Summary: Learning is optimized in computer models when there is an error rate of 15%. Researchers say the 85% accuracy rule may also apply to humans for optimal perceptual learning.
Source: University of Arizona
To learn new things, we must sometimes fail. But what’s the right amount of failure? New research led by the University of Arizona proposes a mathematical answer to that question.
Educators and educational scholars have long recognized that there is something of a “sweet spot” when it comes to learning. That is, we learn best when we are challenged to grasp something just outside the bounds of our existing knowledge. When a challenge is too simple, we don’t learn anything new; likewise, we don’t enhance our knowledge when a challenge is so difficult that we fail entirely or give up.

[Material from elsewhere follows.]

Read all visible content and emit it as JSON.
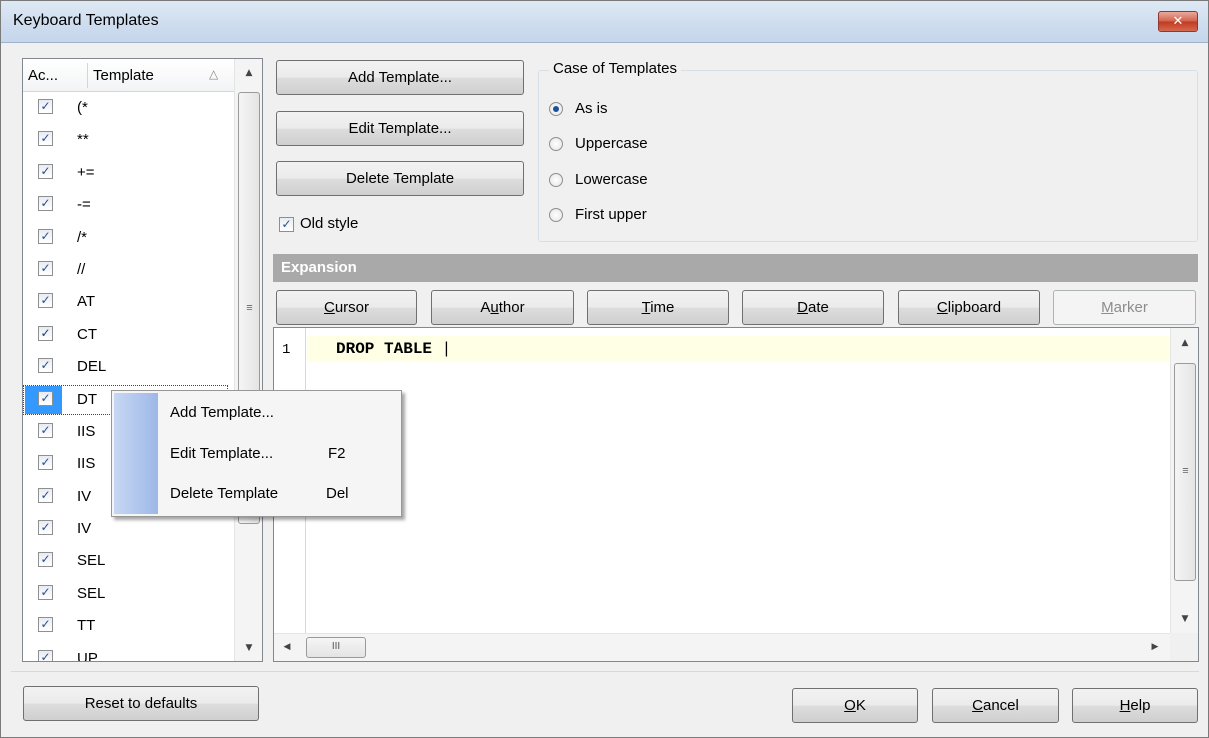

So where does the sweet spot lie? According to the new study, to be published in the journal Nature Communications, it’s when failure occurs 15% of the time. Put another way, it’s when the right answer is given 85% of the time.
“These ideas that were out there in the education field – that there is this ‘zone of proximal difficulty,’ in which you ought to be maximizing your learning – we’ve put that on a mathematical footing,” said UArizona assistant professor of psychology and cognitive science Robert Wilson, lead author of the study, titled “The Eighty Five Percent Rule for Optimal Learning.”
Wilson and his collaborators at Brown University, the University of California, Los Angeles and Princeton came up with the so-called “85% Rule” after conducting a series of machine-learning experiments in which they taught computers simple tasks, such as classifying different patterns into one of two categories or classifying photographs of handwritten digits as odd versus even numbers, or low versus high numbers.
The computers learned fastest in situations in which the difficulty was such that they responded with 85% accuracy.
“If you have an error rate of 15% or accuracy of 85%, you are always maximizing your rate of learning in these two-choice tasks,” Wilson said.
When researchers looked at previous studies of animal learning, they found that the 85% Rule held true in those instances as well, Wilson said.
When we think about how humans learn, the 85% Rule would mostly likely apply to perceptual learning, in which we gradually learn through experience and examples, Wilson said. Imagine, for instance, a radiologist learning to tell the difference between images of tumors and non-tumors.
“You get better at figuring out there’s a tumor in an image over time, and you need experience and you need examples to get better,” Wilson said. “I can imagine giving easy examples and giving difficult examples and giving intermediate examples. If I give really easy examples, you get 100% right all the time and there’s nothing left to learn. If I give really hard examples, you’ll be 50% correct and still not learning anything new, whereas if I give you something in between, you can be at this sweet spot where you are getting the most information from each particular example.”
Since Wilson and his collaborators were looking only at simple tasks in which there was a clear correct and incorrect answer, Wilson won’t go so far as to say that students should aim for a B average in school. However, he does think there might be some lessons for education that are worth further exploration.
“If you are taking classes that are too easy and acing them all the time, then you probably aren’t getting as much out of a class as someone who’s struggling but managing to keep up,” he said. “The hope is we can expand this work and start to talk about more complicated forms of learning.”
About this neuroscience research article
Source: University of Arizona Media Contacts: Alexis Blue – University of Arizona Image Source: The image is in the public domain.
Researchers and educators have long wrestled with the question of how best to teach their clients be they humans, non-human animals or machines. Here, we examine the role of a single variable, the difficulty of training, on the rate of learning. In many situations we find that there is a sweet spot in which training is neither too easy nor too hard, and where learning progresses most quickly. We derive conditions for this sweet spot for a broad class of learning algorithms in the context of binary classification tasks. For all of these stochastic gradient-descent based learning algorithms, we find that the optimal error rate for training is around 15.87% or, conversely, that the optimal training accuracy is about 85%. We demonstrate the efficacy of this ‘Eighty Five Percent Rule’ for artificial neural networks used in AI and biologically plausible neural networks thought to describe animal learning.